The aims of this study were to see if laparoscopic cholecystectomy is associated with a similar postoperative pain pattern to gynaecological laparoscopy and to see whether the use of a suprahepatic suction drain makes recovery from laparoscopic cholecystectomy more comfortable. After routine laparoscopic cholecystectomy and insertion of a suprahepatic suction drain, patients were randomized to suction or no suction on the drain. The time course of the severity of wound, abdominal and shoulder tip pain was assessed by visual analogue scales administered in the morning and afternoon of the first 3 postoperative days. The control group had a high incidence of shoulder tip pain similar to that after gynaecological laparoscopy. Patients in the treatment group reported significantly less shoulder tip pain than the control group (O.R. 0.16, 95% CI, 0.06-0.40). There was a tendency for the treatment group to report reduced abdominal and, to a lesser extent, wound pain. The authors recommend suprahepatic suction as a simple and more effective way to improve patient comfort after laparoscopic cholecystectomy.

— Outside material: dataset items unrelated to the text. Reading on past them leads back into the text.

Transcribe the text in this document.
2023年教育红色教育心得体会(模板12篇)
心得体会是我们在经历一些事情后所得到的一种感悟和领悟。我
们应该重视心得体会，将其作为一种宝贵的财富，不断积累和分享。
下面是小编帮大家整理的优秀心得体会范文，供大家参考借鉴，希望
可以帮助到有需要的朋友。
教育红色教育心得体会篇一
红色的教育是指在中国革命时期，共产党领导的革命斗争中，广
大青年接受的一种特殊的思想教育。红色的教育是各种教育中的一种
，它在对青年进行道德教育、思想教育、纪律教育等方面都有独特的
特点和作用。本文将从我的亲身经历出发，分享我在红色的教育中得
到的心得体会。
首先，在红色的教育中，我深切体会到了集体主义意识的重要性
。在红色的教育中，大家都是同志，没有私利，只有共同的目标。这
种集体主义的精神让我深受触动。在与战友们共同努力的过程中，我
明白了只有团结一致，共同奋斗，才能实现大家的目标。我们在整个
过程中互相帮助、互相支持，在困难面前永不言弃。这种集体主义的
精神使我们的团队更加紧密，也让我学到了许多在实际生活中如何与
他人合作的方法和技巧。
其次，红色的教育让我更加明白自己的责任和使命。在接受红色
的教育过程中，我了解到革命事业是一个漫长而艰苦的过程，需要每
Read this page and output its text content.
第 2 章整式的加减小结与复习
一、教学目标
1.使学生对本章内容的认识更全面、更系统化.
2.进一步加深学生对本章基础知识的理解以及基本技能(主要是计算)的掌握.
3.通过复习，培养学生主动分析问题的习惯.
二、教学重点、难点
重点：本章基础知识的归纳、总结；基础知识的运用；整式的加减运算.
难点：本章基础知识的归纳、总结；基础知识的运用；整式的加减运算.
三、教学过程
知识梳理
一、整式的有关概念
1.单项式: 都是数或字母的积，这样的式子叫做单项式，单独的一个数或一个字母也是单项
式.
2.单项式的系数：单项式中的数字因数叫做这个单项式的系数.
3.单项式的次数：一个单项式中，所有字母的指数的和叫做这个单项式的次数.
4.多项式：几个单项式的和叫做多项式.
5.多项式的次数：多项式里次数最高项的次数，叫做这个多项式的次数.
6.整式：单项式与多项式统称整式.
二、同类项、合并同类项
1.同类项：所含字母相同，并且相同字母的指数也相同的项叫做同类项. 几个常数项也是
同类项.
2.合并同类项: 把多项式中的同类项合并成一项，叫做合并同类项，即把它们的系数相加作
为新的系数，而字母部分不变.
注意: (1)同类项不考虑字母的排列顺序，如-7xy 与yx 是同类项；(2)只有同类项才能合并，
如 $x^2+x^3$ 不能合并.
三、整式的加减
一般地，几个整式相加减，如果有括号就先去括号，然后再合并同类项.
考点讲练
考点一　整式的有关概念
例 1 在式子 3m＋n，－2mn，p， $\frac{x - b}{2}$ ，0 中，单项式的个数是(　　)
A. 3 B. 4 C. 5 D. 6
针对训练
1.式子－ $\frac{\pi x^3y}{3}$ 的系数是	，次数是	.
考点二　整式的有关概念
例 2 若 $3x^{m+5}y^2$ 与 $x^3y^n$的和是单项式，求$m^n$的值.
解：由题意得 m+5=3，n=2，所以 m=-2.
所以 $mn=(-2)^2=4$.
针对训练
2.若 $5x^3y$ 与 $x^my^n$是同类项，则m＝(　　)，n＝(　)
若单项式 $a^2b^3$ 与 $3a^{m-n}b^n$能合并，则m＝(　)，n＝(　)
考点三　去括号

本研究的目的是观察腹腔镜胆囊切除术术后疼痛模式是否与妇科腹腔镜手术相似,以及观察使用肝上吸引引流管是否能使腹腔镜胆囊切除术后的恢复更舒适。在进行常规腹腔镜胆囊切除术并插入肝上吸引引流管后,患者被随机分为引流管吸引组和非吸引组。通过在前3个术后日的上午和下午使用视觉模拟量表评估伤口、腹部和肩峰疼痛严重程度的时间进程。对照组肩峰疼痛的发生率较高,与妇科腹腔镜手术后相似。治疗组患者报告的肩峰疼痛明显少于对照组(比值比0.16,95%可信区间,0.06 - 0.40)。治疗组有腹部疼痛减轻的趋势,伤口疼痛减轻程度较小。作者推荐肝上吸引作为一种简单且更有效的方法来提高腹腔镜胆囊切除术后患者的舒适度。